Para amortizar custos e facilitar o intercâmbio de peças, as D-100 produzidas no Brasil sempre tiveram a mesma configuração mecânica empregada nos caminhões e no Dart, ou seja, o motor V8 de 5,2 litros, diâmetro dos cilindros x curso dos pistões de 99,3 x 84,1 mm, taxa de compressão de 7,5:1, alimentado por carburador de corpo duplo DFV, potência 198 cv (brutos) a 4.400 rpm e torque de 41,5 m.kgf a 2.400 rpm. Acoplado ao trem de força estava o câmbio Clark 150T, manual de três marchas sincronizadas com alavanca posicionada na coluna de direção, a tração era nas rodas traseiras.

Suspensão dianteira era batizada de “Cushion Beam” trazia eixo rígido, amortecedores e feixes de mola semielípticas longitudinais, estas também empregadas na suspensão traseira. O sistema de freio era hidráulico e a tambor nas quatro rodas, que sempre foi o calcanhar de Aquiles do modelo, pois se sobrava motor, todavia o arcaico sistema de frenagem não dava conta de tanta potência. As rodas de aço estampado aro 16 polegadas eram cobertas com pequenas calotas centrais, e os pneus diagonais de medida 6,50 x 16.

Na linha 1970 a D-100 brasileira ganhou a opção do acabamento Luxo. Essa segunda variante tinha como diferenciais em relação ao modelo Standard para-choques, grade dianteira, calota e frisos laterais cromados. Internamente ganhava volante de três raios com aro da buzina cromado, o mesmo do Dodge Dart, parte superior do painel todo revestido em material emborrachado, além de rádio e acendedor de cigarros. A paleta de cores compreendia somente cores sólidas (não havia opções de tons metálicos), azul, amarelo, bege, branco, verde e vermelho.

Embora a Chrysler colhesse bons frutos com o seu Dart, além de seus derivados de luxo e esportivos, no início dos de 1970, o mesmo não correspondia a sua divisão de veículos comercias. Nesse segmento a companhia não conseguiu se firmar no mercado e jamais alcançou fatia significativa. Contribuíram para isso a sede do V8, que em média rondava 2,5 km/l, algo que ficou mais crítico quando eclodiu a primeira crise do petróleo, em 1973.

Outro fator em que a D-100 deixava a desejar perante as concorrentes era somente ter duas opções de versões, além do acabamento espartano. Boa parte das vendas acabou sendo destinada a frotistas, além do serviço público, depois de utilizadas ao máximo eram sucateadas. O melhor ano de vendas cheias da D-100 foi em 1971, quando foram emplacadas 559 unidades.
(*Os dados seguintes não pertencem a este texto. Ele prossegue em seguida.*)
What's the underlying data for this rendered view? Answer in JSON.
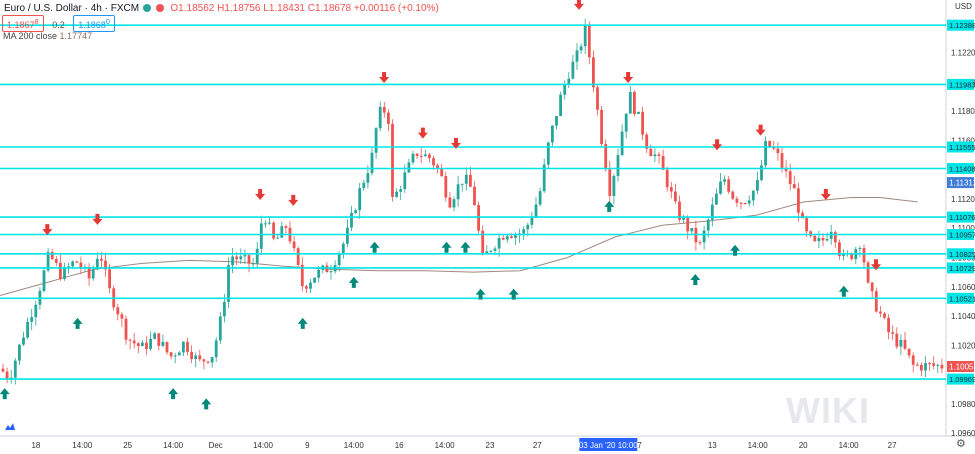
{
  "header": {
    "symbol": "Euro / U.S. Dollar",
    "timeframe": "4h",
    "exchange": "FXCM",
    "ohlc": "O1.18562 H1.18756 L1.18431 C1.18678 +0.00116 (+0.10%)",
    "sell_price": "1.1867",
    "sell_super": "8",
    "spread": "0.2",
    "buy_price": "1.1868",
    "buy_super": "0",
    "indicator_label": "MA 200 close",
    "indicator_value": "1.17747"
  },
  "axis": {
    "currency": "USD"
  },
  "watermark": "WIKI",
  "colors": {
    "up": "#26a69a",
    "down": "#ef5350",
    "level_line": "#00e5e5",
    "ma_line": "#a1887f",
    "arrow_down": "#e53935",
    "arrow_up": "#00897b",
    "crosshair_label": "#2962ff"
  },
  "chart_data": {
    "type": "candlestick",
    "ylim": [
      1.0958,
      1.1256
    ],
    "y_ticks": [
      "1.12200",
      "1.12000",
      "1.11800",
      "1.11600",
      "1.11200",
      "1.11000",
      "1.10800",
      "1.10600",
      "1.10400",
      "1.10200",
      "1.09800",
      "1.09600"
    ],
    "x_labels": [
      {
        "label": "18",
        "x": 0.038
      },
      {
        "label": "14:00",
        "x": 0.087
      },
      {
        "label": "25",
        "x": 0.135
      },
      {
        "label": "14:00",
        "x": 0.183
      },
      {
        "label": "Dec",
        "x": 0.228
      },
      {
        "label": "14:00",
        "x": 0.278
      },
      {
        "label": "9",
        "x": 0.325
      },
      {
        "label": "14:00",
        "x": 0.374
      },
      {
        "label": "16",
        "x": 0.422
      },
      {
        "label": "14:00",
        "x": 0.47
      },
      {
        "label": "23",
        "x": 0.518
      },
      {
        "label": "27",
        "x": 0.568
      },
      {
        "label": "7",
        "x": 0.676
      },
      {
        "label": "13",
        "x": 0.753
      },
      {
        "label": "14:00",
        "x": 0.801
      },
      {
        "label": "20",
        "x": 0.849
      },
      {
        "label": "14:00",
        "x": 0.897
      },
      {
        "label": "27",
        "x": 0.943
      }
    ],
    "crosshair_label": {
      "label": "03 Jan '20  10:00",
      "x": 0.643
    },
    "levels": [
      {
        "label": "1.12388",
        "price": 1.12388
      },
      {
        "label": "1.11983",
        "price": 1.11983
      },
      {
        "label": "1.11555",
        "price": 1.11555
      },
      {
        "label": "1.11408",
        "price": 1.11408
      },
      {
        "label": "1.11076",
        "price": 1.11076
      },
      {
        "label": "1.10957",
        "price": 1.10957
      },
      {
        "label": "1.10825",
        "price": 1.10825
      },
      {
        "label": "1.10729",
        "price": 1.10729
      },
      {
        "label": "1.10521",
        "price": 1.10521
      },
      {
        "label": "1.09969",
        "price": 1.09969
      }
    ],
    "price_labels": [
      {
        "label": "1.11312",
        "price": 1.11312
      },
      {
        "label": "1.10055",
        "price": 1.10055
      }
    ],
    "ma_points": [
      [
        0.0,
        1.1054
      ],
      [
        0.05,
        1.1063
      ],
      [
        0.1,
        1.1072
      ],
      [
        0.15,
        1.1076
      ],
      [
        0.2,
        1.1078
      ],
      [
        0.25,
        1.1077
      ],
      [
        0.3,
        1.1074
      ],
      [
        0.35,
        1.1072
      ],
      [
        0.4,
        1.1071
      ],
      [
        0.45,
        1.1071
      ],
      [
        0.5,
        1.107
      ],
      [
        0.55,
        1.1071
      ],
      [
        0.6,
        1.108
      ],
      [
        0.65,
        1.1094
      ],
      [
        0.7,
        1.1102
      ],
      [
        0.75,
        1.1105
      ],
      [
        0.8,
        1.1109
      ],
      [
        0.85,
        1.1118
      ],
      [
        0.9,
        1.1121
      ],
      [
        0.93,
        1.1121
      ],
      [
        0.97,
        1.1118
      ]
    ],
    "price_path": [
      [
        0.0,
        1.1004
      ],
      [
        0.01,
        1.0998
      ],
      [
        0.025,
        1.1028
      ],
      [
        0.04,
        1.1055
      ],
      [
        0.052,
        1.1082
      ],
      [
        0.065,
        1.1068
      ],
      [
        0.08,
        1.1078
      ],
      [
        0.095,
        1.1065
      ],
      [
        0.105,
        1.1086
      ],
      [
        0.115,
        1.1058
      ],
      [
        0.125,
        1.1043
      ],
      [
        0.135,
        1.1025
      ],
      [
        0.15,
        1.1018
      ],
      [
        0.165,
        1.1026
      ],
      [
        0.18,
        1.1012
      ],
      [
        0.195,
        1.1022
      ],
      [
        0.21,
        1.1008
      ],
      [
        0.225,
        1.1014
      ],
      [
        0.235,
        1.1042
      ],
      [
        0.243,
        1.1082
      ],
      [
        0.255,
        1.1078
      ],
      [
        0.27,
        1.1075
      ],
      [
        0.278,
        1.1112
      ],
      [
        0.29,
        1.109
      ],
      [
        0.303,
        1.1102
      ],
      [
        0.312,
        1.108
      ],
      [
        0.32,
        1.106
      ],
      [
        0.333,
        1.1068
      ],
      [
        0.35,
        1.1074
      ],
      [
        0.365,
        1.1092
      ],
      [
        0.38,
        1.1125
      ],
      [
        0.393,
        1.1148
      ],
      [
        0.4,
        1.1178
      ],
      [
        0.41,
        1.1182
      ],
      [
        0.415,
        1.1118
      ],
      [
        0.425,
        1.1132
      ],
      [
        0.44,
        1.1152
      ],
      [
        0.455,
        1.1148
      ],
      [
        0.465,
        1.1138
      ],
      [
        0.475,
        1.1118
      ],
      [
        0.49,
        1.1135
      ],
      [
        0.5,
        1.1125
      ],
      [
        0.51,
        1.1078
      ],
      [
        0.52,
        1.1088
      ],
      [
        0.535,
        1.1098
      ],
      [
        0.545,
        1.1096
      ],
      [
        0.555,
        1.1098
      ],
      [
        0.57,
        1.1122
      ],
      [
        0.58,
        1.1158
      ],
      [
        0.592,
        1.1188
      ],
      [
        0.6,
        1.1205
      ],
      [
        0.612,
        1.122
      ],
      [
        0.618,
        1.1238
      ],
      [
        0.626,
        1.1205
      ],
      [
        0.635,
        1.1165
      ],
      [
        0.645,
        1.1125
      ],
      [
        0.652,
        1.1148
      ],
      [
        0.665,
        1.1192
      ],
      [
        0.675,
        1.1175
      ],
      [
        0.685,
        1.1155
      ],
      [
        0.695,
        1.1148
      ],
      [
        0.705,
        1.1132
      ],
      [
        0.715,
        1.1112
      ],
      [
        0.725,
        1.1102
      ],
      [
        0.74,
        1.1088
      ],
      [
        0.755,
        1.1118
      ],
      [
        0.765,
        1.1135
      ],
      [
        0.775,
        1.1122
      ],
      [
        0.785,
        1.1118
      ],
      [
        0.8,
        1.1128
      ],
      [
        0.81,
        1.1158
      ],
      [
        0.82,
        1.1152
      ],
      [
        0.83,
        1.1138
      ],
      [
        0.84,
        1.1125
      ],
      [
        0.85,
        1.1098
      ],
      [
        0.86,
        1.1088
      ],
      [
        0.87,
        1.1092
      ],
      [
        0.88,
        1.1102
      ],
      [
        0.89,
        1.1078
      ],
      [
        0.9,
        1.1082
      ],
      [
        0.91,
        1.1092
      ],
      [
        0.918,
        1.1058
      ],
      [
        0.93,
        1.1042
      ],
      [
        0.94,
        1.1028
      ],
      [
        0.955,
        1.1018
      ],
      [
        0.965,
        1.1006
      ]
    ],
    "down_arrows": [
      {
        "x": 0.05,
        "price": 1.1098
      },
      {
        "x": 0.103,
        "price": 1.1105
      },
      {
        "x": 0.275,
        "price": 1.1122
      },
      {
        "x": 0.31,
        "price": 1.1118
      },
      {
        "x": 0.406,
        "price": 1.1202
      },
      {
        "x": 0.447,
        "price": 1.1164
      },
      {
        "x": 0.482,
        "price": 1.1157
      },
      {
        "x": 0.612,
        "price": 1.1252
      },
      {
        "x": 0.664,
        "price": 1.1202
      },
      {
        "x": 0.758,
        "price": 1.1156
      },
      {
        "x": 0.804,
        "price": 1.1166
      },
      {
        "x": 0.873,
        "price": 1.1122
      },
      {
        "x": 0.926,
        "price": 1.1074
      }
    ],
    "up_arrows": [
      {
        "x": 0.005,
        "price": 1.0988
      },
      {
        "x": 0.082,
        "price": 1.1036
      },
      {
        "x": 0.183,
        "price": 1.0988
      },
      {
        "x": 0.218,
        "price": 1.0981
      },
      {
        "x": 0.32,
        "price": 1.1036
      },
      {
        "x": 0.374,
        "price": 1.1064
      },
      {
        "x": 0.396,
        "price": 1.1088
      },
      {
        "x": 0.472,
        "price": 1.1088
      },
      {
        "x": 0.492,
        "price": 1.1088
      },
      {
        "x": 0.508,
        "price": 1.1056
      },
      {
        "x": 0.543,
        "price": 1.1056
      },
      {
        "x": 0.644,
        "price": 1.1116
      },
      {
        "x": 0.735,
        "price": 1.1066
      },
      {
        "x": 0.777,
        "price": 1.1086
      },
      {
        "x": 0.892,
        "price": 1.1058
      }
    ]
  }
}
Para tentar reverter essa situação a Chrysler exibiu no IX Salão do Automóvel de 1974 uma renovação estética e interna na picape D-100. Visualmente, a grade frontal era similar ao adotado no modelo norte-americanos de 1970. A plaqueta com o nome Dodge adotou o padrão da linha de automóveis, de pequenas dimensões. E por fim, a pintura podia ser em dois tons, sendo a capota pintada na cor branca.

Na parte mecânica era adicionada uma nova relação no diferencial traseiro 3,53:1 que proporcionava maior economia de combustível, arrancadas mais suaves e uma maior vida útil do motor. Para dar um ar mais sofisticado ao visual foram adotados pneus de faixa branca. Já as calotas passaram a cobrir toda a roda que agora eram aro 15 polegadas. Internamente na versão Luxo o painel recebia pintura em tom cinza acetinado, além de os bancos revestidos em tecido.

Porém, o mercado em crise e a economia forçada de combustível fizeram a Chrysler abortar o projeto de melhora da sua linha de picapes D-100 no Brasil. Em meados de 1975 a Chrysler jogava a toalha e abandonava o segmento de picapes, ainda mantendo-se no segmento de caminhões até a sua despedida em 1984, quando os últimos modelos deixaram a linha de montagem já no comando da Volkswagen. No total foram produzidos 2.621 unidades da D-100 durante seis anos. Hoje são cobiçadas por colecionadores com direito a selo de raridade.

ADMIRADOR DE PICAPES

Já faz alguns anos que as caminhonetes deixaram de ser simplesmente um veículo voltado ao trabalho para transformarem-se em carros de passeio. O mesmo vale para acervo de coleção. Alguns colecionadores tem dado maior atenção a esse tipo de veículo e os incorporado as suas coleções, esse é o caso do produtor rural Luiz Aparecido Fregolente, 61 anos, da cidade de Barra Bonita (SP).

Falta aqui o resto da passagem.